Бздун, виновато утирая мокрый рукав о свои и без того мокрые штаны, попытался было предложить: — Может, сходить в магазин? Рядом же…
— А деньги откуда, гений? — фыркнул Жирный. — Ты мне дашь? Ты всю мою прибыль на ремонт телефона теперь просрешь. Сиди и не рыпайся.
Тишина снова повисла над столом, нарушаемая лишь редкими всхлипами Жабы и бормотанием Очкарика, который что-то вычислял на салфетке.

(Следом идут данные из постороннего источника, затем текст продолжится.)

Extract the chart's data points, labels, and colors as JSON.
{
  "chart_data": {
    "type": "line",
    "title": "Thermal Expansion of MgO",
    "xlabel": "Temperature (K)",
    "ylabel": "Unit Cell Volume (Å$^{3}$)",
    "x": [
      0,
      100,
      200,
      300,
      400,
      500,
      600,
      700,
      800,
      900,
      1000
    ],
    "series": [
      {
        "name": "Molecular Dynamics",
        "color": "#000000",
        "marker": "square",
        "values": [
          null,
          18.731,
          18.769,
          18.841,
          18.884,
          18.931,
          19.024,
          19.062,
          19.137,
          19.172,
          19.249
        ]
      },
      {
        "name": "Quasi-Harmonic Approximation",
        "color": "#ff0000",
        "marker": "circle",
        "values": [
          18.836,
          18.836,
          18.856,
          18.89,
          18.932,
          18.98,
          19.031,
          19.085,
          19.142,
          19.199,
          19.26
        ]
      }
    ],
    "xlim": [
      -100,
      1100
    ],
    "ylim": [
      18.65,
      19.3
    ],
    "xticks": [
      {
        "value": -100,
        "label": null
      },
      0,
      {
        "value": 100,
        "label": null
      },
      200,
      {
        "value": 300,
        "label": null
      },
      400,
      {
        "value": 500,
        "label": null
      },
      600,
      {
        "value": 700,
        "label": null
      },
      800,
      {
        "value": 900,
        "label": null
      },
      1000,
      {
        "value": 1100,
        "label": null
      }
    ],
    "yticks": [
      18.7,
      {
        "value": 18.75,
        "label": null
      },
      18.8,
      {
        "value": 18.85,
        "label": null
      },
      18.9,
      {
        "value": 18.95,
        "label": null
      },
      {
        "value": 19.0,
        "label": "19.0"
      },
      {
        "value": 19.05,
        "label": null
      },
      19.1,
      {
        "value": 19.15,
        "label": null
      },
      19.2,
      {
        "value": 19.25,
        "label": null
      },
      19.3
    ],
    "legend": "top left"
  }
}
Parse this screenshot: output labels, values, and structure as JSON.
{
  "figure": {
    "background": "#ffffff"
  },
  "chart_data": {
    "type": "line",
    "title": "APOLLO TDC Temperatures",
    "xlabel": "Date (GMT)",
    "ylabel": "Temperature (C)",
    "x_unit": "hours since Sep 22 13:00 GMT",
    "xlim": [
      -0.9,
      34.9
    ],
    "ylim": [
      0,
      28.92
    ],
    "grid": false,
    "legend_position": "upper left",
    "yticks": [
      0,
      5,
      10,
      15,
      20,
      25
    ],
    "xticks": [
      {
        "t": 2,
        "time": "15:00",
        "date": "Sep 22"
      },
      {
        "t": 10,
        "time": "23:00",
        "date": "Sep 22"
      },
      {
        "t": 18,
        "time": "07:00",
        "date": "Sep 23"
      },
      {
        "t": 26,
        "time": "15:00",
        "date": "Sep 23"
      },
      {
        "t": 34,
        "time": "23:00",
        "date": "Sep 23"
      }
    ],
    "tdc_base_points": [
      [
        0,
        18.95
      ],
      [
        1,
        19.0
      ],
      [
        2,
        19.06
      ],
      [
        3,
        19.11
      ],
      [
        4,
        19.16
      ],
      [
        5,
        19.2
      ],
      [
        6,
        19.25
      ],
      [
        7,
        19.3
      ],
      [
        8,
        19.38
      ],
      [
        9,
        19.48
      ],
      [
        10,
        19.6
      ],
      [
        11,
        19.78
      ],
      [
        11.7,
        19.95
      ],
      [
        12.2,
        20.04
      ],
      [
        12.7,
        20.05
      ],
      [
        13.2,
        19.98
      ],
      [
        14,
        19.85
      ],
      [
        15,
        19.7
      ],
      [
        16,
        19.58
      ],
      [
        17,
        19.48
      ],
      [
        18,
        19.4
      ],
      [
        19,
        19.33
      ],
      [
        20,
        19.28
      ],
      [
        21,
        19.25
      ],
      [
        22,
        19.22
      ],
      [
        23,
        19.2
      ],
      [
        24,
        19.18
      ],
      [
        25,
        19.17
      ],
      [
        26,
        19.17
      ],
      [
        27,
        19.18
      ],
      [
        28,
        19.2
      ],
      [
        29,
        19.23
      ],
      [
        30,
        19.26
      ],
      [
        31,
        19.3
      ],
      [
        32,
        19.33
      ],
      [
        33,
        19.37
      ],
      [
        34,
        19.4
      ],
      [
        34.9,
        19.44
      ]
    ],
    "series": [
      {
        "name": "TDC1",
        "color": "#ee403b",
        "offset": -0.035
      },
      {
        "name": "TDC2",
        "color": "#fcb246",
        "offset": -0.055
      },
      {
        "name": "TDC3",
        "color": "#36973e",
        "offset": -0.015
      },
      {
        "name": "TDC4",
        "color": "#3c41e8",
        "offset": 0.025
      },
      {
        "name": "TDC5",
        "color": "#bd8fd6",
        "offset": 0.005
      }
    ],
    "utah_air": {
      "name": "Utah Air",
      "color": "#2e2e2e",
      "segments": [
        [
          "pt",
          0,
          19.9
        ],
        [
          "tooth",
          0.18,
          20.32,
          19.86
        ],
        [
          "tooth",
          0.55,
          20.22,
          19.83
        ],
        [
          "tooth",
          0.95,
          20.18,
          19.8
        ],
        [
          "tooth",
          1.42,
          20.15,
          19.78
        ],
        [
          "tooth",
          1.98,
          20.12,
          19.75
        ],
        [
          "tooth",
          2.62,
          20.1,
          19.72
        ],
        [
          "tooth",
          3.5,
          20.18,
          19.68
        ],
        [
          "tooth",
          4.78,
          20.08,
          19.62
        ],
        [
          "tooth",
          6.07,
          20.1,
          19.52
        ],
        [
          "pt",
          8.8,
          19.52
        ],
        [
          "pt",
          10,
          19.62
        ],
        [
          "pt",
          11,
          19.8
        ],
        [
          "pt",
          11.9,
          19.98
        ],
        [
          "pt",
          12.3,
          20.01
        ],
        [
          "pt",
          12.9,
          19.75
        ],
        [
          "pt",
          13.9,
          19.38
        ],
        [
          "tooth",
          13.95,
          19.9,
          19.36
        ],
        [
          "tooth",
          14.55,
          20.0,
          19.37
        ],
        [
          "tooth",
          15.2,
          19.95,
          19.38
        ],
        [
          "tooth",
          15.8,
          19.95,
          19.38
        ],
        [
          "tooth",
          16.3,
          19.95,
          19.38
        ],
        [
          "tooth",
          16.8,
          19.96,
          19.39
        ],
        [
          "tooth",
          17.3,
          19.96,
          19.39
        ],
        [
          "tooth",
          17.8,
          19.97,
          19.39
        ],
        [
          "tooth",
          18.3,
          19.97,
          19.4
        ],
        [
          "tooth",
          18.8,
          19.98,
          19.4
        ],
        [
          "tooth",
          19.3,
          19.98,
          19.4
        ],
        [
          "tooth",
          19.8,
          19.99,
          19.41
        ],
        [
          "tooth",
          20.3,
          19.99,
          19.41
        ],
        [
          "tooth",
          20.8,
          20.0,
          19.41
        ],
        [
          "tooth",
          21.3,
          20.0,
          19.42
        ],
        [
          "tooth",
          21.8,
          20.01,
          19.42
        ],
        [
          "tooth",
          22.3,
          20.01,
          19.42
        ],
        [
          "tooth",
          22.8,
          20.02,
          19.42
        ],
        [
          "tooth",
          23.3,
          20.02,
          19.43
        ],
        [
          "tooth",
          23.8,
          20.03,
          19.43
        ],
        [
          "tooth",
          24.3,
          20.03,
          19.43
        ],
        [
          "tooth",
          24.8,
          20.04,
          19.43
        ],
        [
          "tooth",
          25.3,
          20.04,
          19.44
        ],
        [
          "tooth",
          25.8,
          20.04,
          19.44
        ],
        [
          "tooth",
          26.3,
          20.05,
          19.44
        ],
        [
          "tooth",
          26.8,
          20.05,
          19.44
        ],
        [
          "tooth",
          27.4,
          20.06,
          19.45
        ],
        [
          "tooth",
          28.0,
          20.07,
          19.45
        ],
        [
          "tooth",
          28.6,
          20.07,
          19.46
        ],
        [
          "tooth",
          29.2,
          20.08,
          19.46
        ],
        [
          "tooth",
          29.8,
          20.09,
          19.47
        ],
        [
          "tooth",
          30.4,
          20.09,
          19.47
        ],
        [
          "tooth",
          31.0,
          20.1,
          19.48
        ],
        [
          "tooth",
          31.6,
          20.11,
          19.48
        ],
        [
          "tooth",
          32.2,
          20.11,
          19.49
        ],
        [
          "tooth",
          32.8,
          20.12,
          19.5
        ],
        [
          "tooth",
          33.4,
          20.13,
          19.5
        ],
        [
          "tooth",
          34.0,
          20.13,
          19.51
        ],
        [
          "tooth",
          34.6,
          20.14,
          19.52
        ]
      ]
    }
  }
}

И тут Очкарика осенило. Это было почти физически видно: его глаза за стеклами очков вдруг расширились, брови взлетели к потолку, он замер с ручкой в воздухе, как будто ловя сигнал из космоса. — Стойте… — прошептал он. — Стойте-стойте-стойте… Такого простого решения… Оно же на поверхности!
Все, даже Жаба, лениво подняли на него глаза. — Какое ещё решение? — скептически хмыкнул Жирный. — Пойти и взять её на понт? Так она, глядя на неё, сожрёт нас с потрохами и даже не подавится.
— Нет! — воскликнул Очкарик, и его голос зазвучал с той пронзительной уверенностью, которая бывает у сумасшедших пророков и очень плохих инженеров. — Мы мыслим слишком линейно! Слишком в рамках этой… этой мясной, аграрной парадигмы! Ребята, мир шагнул вперёд! Мы живём в эпоху цифровых технологий, искусственного интеллекта, тотальной диджитализации бытия!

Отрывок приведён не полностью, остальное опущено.